Ela lia as instruções quando Sebastian perguntou.

– E a chave? Eles também deixam por aí para qualquer idiota pegar?

– O quê? – Cinthya levantou-se e olhou para onde Sebastian estava indicando.

– A chave... – o rapaz observava um pequeno orifício em forma de “X” no painel – Posso não ser um expert, mas posso afirmar que podemos apertar quantos botões quisermos, mas não vamos a lugar nenhum se não ligarmos a máquina com a chave.

– Droga! – Cinthya pensou um pouco, indignada com a maneira como tudo ali parecia dar errado – Então a Emma não passou por essa ponte. – concluiu, falando com uma certeza irrevogável.

– Como tem tanta certeza?

– Sem a chave a ponte é desativada e volta à sua posição inicial, ou seja, erguida...

– E... – ele cobrou a conclusão da ideia.

– ...e que se ela está erguida agora, Emma não pode ter passado, uma vez que o único jeito de manter a ponte abaixada é mantendo a chave conectada a este painel.

Houve um curto tempo de silêncio.

– Emma... Emma... – Sebastian suspirou, desapontado. Puxou a cadeira caída e sentou-se, pondo o rosto entre as mãos – Porque sempre que chegamos tão perto... você dá um jeito de sumir!? - ele baixou a cabeça e permaneceu em silêncio, por vários instantes.

Cinthya apenas o olhava, com um pouco de pena, mas com certo incômodo pela desitência iminente.

– O que pretende fazer agora? - perguntou.

– Eu?! – ele riu, não de ironia ou de amargura, mas porque realmente começara a achar graça daquele jogo de gato e rato que jogava com Emma desde que se separaram – Eu, sinceramente, não sei.

– Ah... vamos! – a mulher o puxou da cadeira pela mão e o pôs de pé – Não vai parar agora! Ela deve... deve... ter ido atrás da chave. Ela precisa atravessar, correto?

– Correto... - falou arrastando a voz.

– Porque não fazemos o mesmo?

Ele riu.

– Qual a graça?

– Quer mesmo procurar uma chave minúscula dentro de uma cidade? Nem temos garantia de que exista mesmo essa chave, Cinthya!

– Quem disse que temos que procurar na cidade toda? Vai ver ela está aqui nessa cabine e nós nem sabemos! – ela olhou em volta – Só precisamos procurar.

– Fique à vontade... - ele fez um gesto desinteressado com a mão para que ela continuasse com, seja lá qual fosse, sua ideia para encontrar a suposta chave.

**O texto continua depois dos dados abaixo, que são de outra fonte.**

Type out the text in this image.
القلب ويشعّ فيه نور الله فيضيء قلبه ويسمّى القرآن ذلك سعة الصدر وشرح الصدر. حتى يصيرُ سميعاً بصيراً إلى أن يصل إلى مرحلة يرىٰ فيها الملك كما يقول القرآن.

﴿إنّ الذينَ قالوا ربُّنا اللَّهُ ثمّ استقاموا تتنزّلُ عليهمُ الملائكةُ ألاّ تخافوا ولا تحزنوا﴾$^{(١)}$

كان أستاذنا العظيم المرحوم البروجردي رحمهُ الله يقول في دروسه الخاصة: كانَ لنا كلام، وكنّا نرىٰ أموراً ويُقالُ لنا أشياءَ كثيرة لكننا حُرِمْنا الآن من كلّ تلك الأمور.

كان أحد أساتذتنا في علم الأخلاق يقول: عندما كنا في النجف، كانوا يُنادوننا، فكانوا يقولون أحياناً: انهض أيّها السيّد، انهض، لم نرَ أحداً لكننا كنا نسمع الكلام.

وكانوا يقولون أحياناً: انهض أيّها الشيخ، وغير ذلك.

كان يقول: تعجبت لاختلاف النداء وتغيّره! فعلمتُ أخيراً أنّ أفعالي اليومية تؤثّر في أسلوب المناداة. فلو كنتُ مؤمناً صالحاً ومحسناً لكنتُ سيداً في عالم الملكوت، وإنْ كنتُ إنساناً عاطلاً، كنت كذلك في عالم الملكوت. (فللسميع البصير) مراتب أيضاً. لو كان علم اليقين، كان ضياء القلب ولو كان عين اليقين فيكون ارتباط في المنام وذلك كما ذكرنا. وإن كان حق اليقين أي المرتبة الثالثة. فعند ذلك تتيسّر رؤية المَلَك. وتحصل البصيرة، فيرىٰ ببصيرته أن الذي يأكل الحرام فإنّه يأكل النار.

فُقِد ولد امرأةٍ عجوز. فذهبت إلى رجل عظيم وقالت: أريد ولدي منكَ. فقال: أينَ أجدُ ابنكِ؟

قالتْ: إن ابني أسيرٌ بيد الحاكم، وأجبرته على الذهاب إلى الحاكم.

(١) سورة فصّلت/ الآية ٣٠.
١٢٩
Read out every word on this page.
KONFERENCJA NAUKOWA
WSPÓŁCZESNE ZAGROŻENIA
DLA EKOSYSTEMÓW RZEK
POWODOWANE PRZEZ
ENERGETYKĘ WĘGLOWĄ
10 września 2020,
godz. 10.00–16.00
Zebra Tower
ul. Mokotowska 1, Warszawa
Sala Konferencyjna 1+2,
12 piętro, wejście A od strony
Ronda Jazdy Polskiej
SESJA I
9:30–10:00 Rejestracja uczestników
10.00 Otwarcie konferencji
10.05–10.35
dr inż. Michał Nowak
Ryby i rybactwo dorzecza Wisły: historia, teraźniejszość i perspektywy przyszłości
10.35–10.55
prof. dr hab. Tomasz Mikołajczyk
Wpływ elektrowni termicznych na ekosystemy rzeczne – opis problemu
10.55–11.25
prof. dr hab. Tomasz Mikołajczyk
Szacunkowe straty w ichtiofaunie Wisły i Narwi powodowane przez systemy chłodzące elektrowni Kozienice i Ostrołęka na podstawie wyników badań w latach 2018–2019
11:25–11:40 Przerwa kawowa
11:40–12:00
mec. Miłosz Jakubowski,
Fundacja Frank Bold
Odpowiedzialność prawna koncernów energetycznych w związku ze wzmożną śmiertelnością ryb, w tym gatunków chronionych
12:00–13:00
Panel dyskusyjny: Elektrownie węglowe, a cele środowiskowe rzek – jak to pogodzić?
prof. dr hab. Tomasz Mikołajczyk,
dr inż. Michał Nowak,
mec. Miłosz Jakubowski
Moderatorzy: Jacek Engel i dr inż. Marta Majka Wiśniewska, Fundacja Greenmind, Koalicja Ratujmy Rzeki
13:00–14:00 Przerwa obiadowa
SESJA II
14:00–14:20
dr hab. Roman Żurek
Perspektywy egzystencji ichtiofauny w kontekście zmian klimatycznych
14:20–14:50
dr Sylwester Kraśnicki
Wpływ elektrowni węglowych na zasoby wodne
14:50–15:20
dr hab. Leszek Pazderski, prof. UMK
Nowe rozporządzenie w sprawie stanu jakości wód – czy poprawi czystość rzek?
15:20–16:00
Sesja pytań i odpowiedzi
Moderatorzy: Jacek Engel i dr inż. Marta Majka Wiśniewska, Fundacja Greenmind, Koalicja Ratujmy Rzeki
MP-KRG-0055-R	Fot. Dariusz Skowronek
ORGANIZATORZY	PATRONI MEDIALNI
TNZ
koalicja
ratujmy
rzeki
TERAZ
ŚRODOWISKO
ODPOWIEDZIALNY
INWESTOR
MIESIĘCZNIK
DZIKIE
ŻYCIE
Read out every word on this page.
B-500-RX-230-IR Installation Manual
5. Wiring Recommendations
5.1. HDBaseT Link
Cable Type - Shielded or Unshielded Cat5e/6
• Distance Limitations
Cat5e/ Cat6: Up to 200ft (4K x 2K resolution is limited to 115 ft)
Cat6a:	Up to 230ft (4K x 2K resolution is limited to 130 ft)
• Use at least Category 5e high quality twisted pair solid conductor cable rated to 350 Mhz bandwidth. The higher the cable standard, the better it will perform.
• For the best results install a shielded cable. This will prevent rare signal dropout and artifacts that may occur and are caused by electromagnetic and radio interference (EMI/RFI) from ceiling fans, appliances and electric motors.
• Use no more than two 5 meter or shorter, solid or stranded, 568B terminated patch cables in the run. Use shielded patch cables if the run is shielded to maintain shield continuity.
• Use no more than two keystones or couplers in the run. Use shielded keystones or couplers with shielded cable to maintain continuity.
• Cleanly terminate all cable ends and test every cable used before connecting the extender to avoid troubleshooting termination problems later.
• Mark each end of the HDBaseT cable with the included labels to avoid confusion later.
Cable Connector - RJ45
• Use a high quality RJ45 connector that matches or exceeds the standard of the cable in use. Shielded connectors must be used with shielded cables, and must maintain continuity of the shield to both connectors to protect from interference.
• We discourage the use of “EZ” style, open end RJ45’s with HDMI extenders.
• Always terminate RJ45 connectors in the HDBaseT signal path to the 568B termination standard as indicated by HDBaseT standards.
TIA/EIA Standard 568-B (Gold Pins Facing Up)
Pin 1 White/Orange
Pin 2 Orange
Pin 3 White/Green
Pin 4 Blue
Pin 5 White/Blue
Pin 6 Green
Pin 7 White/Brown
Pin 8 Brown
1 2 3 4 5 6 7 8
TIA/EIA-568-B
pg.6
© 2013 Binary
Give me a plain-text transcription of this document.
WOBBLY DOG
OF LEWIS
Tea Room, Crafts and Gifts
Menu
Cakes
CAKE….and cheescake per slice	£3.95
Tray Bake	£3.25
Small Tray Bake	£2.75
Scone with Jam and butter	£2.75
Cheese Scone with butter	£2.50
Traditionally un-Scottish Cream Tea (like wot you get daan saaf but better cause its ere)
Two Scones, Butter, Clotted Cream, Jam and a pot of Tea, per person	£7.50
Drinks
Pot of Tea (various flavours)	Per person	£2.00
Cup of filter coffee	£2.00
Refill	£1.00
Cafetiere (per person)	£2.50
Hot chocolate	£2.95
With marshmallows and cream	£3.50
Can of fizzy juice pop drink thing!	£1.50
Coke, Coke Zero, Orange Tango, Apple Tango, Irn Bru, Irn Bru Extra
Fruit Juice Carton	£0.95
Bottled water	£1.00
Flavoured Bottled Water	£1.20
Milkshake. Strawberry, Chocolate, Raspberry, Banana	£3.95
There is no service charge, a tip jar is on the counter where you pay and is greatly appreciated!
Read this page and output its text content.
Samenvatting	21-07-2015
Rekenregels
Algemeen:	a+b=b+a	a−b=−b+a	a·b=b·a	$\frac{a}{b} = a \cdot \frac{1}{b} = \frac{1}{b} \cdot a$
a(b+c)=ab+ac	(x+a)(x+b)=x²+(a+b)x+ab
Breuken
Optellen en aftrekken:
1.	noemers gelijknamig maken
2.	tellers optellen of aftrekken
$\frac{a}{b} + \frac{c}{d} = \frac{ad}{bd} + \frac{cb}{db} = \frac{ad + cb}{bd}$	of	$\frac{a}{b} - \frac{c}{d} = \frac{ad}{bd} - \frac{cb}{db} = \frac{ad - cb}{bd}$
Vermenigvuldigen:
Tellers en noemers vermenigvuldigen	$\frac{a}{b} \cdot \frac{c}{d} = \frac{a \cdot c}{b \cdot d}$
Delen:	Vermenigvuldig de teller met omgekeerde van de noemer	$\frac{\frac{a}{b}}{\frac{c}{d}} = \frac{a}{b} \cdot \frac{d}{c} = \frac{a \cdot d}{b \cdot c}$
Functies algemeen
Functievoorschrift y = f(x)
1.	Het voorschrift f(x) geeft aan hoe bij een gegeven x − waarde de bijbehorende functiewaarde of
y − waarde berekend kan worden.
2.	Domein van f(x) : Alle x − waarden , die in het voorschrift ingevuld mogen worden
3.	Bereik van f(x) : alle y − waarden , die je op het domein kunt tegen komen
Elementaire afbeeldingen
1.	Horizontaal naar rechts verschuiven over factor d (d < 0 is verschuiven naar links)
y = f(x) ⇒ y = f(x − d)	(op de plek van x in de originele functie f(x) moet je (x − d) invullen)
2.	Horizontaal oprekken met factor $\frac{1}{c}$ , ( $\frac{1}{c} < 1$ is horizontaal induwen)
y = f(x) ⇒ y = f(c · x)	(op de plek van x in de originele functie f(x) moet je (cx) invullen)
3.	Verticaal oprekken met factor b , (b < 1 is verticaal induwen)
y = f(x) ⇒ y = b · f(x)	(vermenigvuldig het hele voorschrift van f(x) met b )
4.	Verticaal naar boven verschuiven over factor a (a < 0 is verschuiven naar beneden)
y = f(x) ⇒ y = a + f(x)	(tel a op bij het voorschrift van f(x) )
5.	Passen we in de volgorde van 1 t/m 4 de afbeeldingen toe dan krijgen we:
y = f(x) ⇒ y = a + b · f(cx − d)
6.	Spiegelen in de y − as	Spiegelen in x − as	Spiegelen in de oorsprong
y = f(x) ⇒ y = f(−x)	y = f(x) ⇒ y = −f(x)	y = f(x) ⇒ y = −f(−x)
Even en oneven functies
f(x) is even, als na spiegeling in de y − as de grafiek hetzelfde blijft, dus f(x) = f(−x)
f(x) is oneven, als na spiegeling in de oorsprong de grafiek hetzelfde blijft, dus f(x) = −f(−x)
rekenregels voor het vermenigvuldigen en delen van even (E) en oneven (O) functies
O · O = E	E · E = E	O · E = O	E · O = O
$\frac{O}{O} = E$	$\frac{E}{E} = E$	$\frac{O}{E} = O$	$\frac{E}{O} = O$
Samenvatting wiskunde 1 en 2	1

Cinthya, na verdade, não esperava encontrar tal objeto por ali e não estava muito mais disposta que Sebastian, nem ela mesma tinha ideia do que fazer ou para onde ir, mas precisava encorajar o rapaz, que se mostrava seriamente desanimado. Foi então que, sem muito o que fazer, ela dirigiu-se a um pequeno armarinho de plástico anexado à parede, um pouco antes do painel, e o abriu, pois afinal de contas, deveria começar por algum lugar. Porém, para sua agradável surpresa, dele caíram uma grande quantidade de papéis, todos dobrados no meio duas vezes, como se fossem pequenas cartinhas.

– Achou alguma coisa? – Sebastian aproximou-se.

– Eu não sei... – disse, tirando seus pés de dentro do montinho de papéis.

Sebastian pegou um dos vários papeizinhos do chão e abriu-o. Dizia:

“Ao John Humphrey, o novo encarregado da ponte levadiça,

Bom, John, antes de tudo quero informar a você que é uma grande responsabilidade ser o supervisor da ponte de Silent Hill. Com exceção de uma distante estrada precária de barro que cruza a floresta e de uma ponte mais rústica do outro lado da cidade (que quase já não é usada), esta é a única via terrestre que cruza o Lago Toluca. Por tal motivo, torna-se imprescindível que você compareça sempre nos horários corretos e garanta a passagem de nossos cidadãos. Seus dias de supervisão já foram informados, porém você deverá pegar a chave operante da ponte na casa do Phil (seu colega), ele mora na Holloway Street Nº 13, na zona residencial da cidade, nada mais que alguns minutos daí. Seja breve. Ele lhe dará mais detalhes.

Atenciosamente, Jenna Sherman”

– É uma carta.... – ele sorriu - ... e é sobre a ponte!

Cinthya agachou-se e apanhou uma porção dos papéis com as mãos.

– Todas são sobre essa ponte... e são todas da mesma pessoa: De Jenna para John.... De Jenna para John... De Jenna para John... – ela lia uma a uma e as jogava para trás, caçoando da remetente das cartas – Pobre, Jenna... Acho que ela não sabe que homens odeiam mulheres grudentas.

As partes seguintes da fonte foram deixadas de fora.